Sorting through the science and the hype to determine whether or not green coffee bean extract is a viable weight-loss tool or just one more not-so-magic bullet is daunting, but here's what we know for sure:
- There are reasons to believe that green coffee beans may aid in weight loss.
- The science, while promising, isn't conclusive enough to guarantee that green coffee bean extract really works or that it's safe.
- Even if it does work, there are good reasons to stay away from green coffee bean extract as a weight-loss supplement.
First off, let's get clear on where green coffee bean extract comes from. All coffee beans start out green - they only turn brown once they are roasted.
Now, as I've mentioned before, processing food generally diminishes its nutrient content, and coffee beans are no exception. Coffee beans contain chlorogenic acid, a compound that may prevent your body from absorbing glucose (aiding in weight loss) but that breaks down once the beans are roasted. In unroasted green coffee beans, however, this compound remains intact.
So, will green coffee bean extract help you lose weight? Possibly. One study found that adding green coffee bean extract to a subject's diet resulted in an average weight loss of about 17 pounds. However, so far, studies of green coffee bean extract have been small, so it's difficult to draw broad conclusions.
But even if the research ultimately finds that green coffee bean extract is a miraculous weight-loss aid, there are still plenty of reasons not to take it.
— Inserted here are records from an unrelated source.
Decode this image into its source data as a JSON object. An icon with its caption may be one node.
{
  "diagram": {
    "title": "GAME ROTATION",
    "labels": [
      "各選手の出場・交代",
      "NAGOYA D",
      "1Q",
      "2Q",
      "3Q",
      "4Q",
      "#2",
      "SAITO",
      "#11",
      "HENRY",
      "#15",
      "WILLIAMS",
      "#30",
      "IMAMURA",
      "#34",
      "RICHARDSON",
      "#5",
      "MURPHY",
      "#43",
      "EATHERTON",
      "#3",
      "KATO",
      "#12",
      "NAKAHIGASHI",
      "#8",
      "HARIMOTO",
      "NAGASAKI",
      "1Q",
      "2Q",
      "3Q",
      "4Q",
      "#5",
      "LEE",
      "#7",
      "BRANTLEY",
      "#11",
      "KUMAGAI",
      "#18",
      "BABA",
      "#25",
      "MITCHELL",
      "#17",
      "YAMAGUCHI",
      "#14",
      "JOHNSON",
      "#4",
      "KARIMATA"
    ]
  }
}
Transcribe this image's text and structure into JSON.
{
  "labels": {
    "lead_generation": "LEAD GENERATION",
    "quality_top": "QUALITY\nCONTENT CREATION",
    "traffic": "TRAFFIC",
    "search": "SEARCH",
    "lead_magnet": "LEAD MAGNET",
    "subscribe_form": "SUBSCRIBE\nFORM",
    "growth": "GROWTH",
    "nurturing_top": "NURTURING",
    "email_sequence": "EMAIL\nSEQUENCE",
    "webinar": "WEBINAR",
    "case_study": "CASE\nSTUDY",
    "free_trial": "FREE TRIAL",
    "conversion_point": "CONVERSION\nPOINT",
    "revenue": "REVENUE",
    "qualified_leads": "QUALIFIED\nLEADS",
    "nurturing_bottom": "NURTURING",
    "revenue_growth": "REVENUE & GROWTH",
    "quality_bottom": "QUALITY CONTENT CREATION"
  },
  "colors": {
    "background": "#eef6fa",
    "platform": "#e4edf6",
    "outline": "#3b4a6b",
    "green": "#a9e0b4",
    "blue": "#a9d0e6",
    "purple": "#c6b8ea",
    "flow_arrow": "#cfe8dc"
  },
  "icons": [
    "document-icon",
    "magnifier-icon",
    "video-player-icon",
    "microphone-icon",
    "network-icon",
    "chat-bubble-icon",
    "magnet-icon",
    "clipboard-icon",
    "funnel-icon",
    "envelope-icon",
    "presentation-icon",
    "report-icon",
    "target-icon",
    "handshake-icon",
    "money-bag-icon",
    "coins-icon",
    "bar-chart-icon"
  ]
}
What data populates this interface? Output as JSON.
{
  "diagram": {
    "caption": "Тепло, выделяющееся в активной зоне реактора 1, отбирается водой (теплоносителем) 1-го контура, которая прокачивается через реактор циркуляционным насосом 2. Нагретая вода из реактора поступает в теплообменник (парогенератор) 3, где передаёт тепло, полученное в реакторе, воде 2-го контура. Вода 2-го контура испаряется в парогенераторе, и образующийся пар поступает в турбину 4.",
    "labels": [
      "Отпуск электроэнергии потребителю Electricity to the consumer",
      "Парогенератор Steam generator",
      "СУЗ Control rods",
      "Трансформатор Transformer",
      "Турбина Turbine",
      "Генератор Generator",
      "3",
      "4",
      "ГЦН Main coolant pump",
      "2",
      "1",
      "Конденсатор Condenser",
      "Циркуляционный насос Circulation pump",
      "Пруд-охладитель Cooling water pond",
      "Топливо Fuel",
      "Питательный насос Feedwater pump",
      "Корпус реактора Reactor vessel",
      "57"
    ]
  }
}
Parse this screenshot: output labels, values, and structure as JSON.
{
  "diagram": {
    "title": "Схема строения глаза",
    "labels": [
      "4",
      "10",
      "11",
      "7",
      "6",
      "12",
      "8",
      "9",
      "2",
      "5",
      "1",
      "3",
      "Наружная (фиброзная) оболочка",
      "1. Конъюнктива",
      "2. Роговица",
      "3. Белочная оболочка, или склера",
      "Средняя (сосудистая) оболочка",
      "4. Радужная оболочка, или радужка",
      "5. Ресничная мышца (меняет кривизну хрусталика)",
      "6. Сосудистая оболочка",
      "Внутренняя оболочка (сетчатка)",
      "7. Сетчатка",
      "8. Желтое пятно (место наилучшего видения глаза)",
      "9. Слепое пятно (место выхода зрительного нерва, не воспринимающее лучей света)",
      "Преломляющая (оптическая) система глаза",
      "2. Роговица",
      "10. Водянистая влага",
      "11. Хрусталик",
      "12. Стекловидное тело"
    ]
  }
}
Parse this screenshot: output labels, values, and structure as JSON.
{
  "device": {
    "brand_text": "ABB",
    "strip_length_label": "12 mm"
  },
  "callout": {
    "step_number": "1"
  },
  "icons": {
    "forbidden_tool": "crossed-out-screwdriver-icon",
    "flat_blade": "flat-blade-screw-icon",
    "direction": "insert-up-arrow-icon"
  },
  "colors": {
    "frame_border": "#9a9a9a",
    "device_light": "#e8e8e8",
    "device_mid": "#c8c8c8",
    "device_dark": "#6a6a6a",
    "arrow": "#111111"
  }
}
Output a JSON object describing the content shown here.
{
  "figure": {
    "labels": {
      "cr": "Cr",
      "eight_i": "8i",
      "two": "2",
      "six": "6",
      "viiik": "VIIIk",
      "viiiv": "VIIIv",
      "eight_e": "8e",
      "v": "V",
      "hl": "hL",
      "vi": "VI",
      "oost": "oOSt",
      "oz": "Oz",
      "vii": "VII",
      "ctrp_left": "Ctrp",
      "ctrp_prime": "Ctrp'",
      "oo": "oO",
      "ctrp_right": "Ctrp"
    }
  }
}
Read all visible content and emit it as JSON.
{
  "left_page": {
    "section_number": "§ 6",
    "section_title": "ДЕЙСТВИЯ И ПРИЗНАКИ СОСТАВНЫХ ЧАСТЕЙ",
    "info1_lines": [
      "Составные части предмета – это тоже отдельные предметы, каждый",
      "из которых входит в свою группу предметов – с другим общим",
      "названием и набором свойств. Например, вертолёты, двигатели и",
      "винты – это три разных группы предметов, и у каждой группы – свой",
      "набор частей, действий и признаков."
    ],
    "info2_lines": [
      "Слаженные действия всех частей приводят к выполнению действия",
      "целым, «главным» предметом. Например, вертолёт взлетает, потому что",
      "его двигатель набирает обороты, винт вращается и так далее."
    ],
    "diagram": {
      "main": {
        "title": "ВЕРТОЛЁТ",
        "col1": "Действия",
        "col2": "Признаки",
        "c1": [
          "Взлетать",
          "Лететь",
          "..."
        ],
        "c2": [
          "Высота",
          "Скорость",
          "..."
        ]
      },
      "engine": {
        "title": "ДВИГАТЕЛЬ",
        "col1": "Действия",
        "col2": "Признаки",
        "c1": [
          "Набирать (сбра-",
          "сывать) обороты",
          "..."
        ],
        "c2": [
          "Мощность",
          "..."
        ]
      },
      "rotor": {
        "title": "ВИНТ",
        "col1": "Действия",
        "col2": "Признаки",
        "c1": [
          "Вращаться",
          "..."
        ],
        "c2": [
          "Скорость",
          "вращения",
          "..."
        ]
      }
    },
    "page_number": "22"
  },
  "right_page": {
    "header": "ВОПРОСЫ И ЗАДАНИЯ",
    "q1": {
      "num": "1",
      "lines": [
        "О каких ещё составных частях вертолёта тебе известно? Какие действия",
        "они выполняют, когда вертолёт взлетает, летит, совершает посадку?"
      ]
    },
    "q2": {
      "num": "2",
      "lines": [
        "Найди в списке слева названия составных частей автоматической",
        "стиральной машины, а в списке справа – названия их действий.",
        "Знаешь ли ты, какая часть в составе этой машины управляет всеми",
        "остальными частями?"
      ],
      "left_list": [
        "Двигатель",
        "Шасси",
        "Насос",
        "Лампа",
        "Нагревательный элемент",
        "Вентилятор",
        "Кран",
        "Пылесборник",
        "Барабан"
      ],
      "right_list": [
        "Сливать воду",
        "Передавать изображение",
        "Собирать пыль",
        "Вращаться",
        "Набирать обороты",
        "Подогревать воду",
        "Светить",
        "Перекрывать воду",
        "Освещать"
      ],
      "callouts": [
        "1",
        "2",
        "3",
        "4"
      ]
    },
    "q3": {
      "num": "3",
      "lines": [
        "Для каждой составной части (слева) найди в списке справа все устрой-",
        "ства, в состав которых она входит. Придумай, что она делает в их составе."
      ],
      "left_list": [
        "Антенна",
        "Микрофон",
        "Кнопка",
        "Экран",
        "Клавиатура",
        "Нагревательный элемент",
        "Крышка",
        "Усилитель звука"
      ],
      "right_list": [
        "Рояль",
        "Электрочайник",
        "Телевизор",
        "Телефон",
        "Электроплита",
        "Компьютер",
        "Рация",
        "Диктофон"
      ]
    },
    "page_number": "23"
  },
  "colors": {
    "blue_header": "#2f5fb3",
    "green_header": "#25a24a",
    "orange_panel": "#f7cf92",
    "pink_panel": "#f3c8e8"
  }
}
For one, your goal is to build a healthy lifestyle, not just drop a few excess pounds. Using a weight-loss supplement, even if it's natural, won't help you form the good habits that will keep you healthy for the rest of your life. Plus, you want to keep your diet as natural as possible. That's why I don't recommend a lot of supplements. If you want to reap the benefits of chlorogenic acid, grab a peach, some prunes, or a regular cup of coffee. Green tea has also been shown to aid weight loss, and we don't need a scientific study to confirm its safety!
Plus, a few peaches or a cup of tea won't cost nearly as much as a month's supply of green coffee bean extract, which will set you back $25. Sticking to a healthy eating plan is much healthier - and less expensive - than any supplement.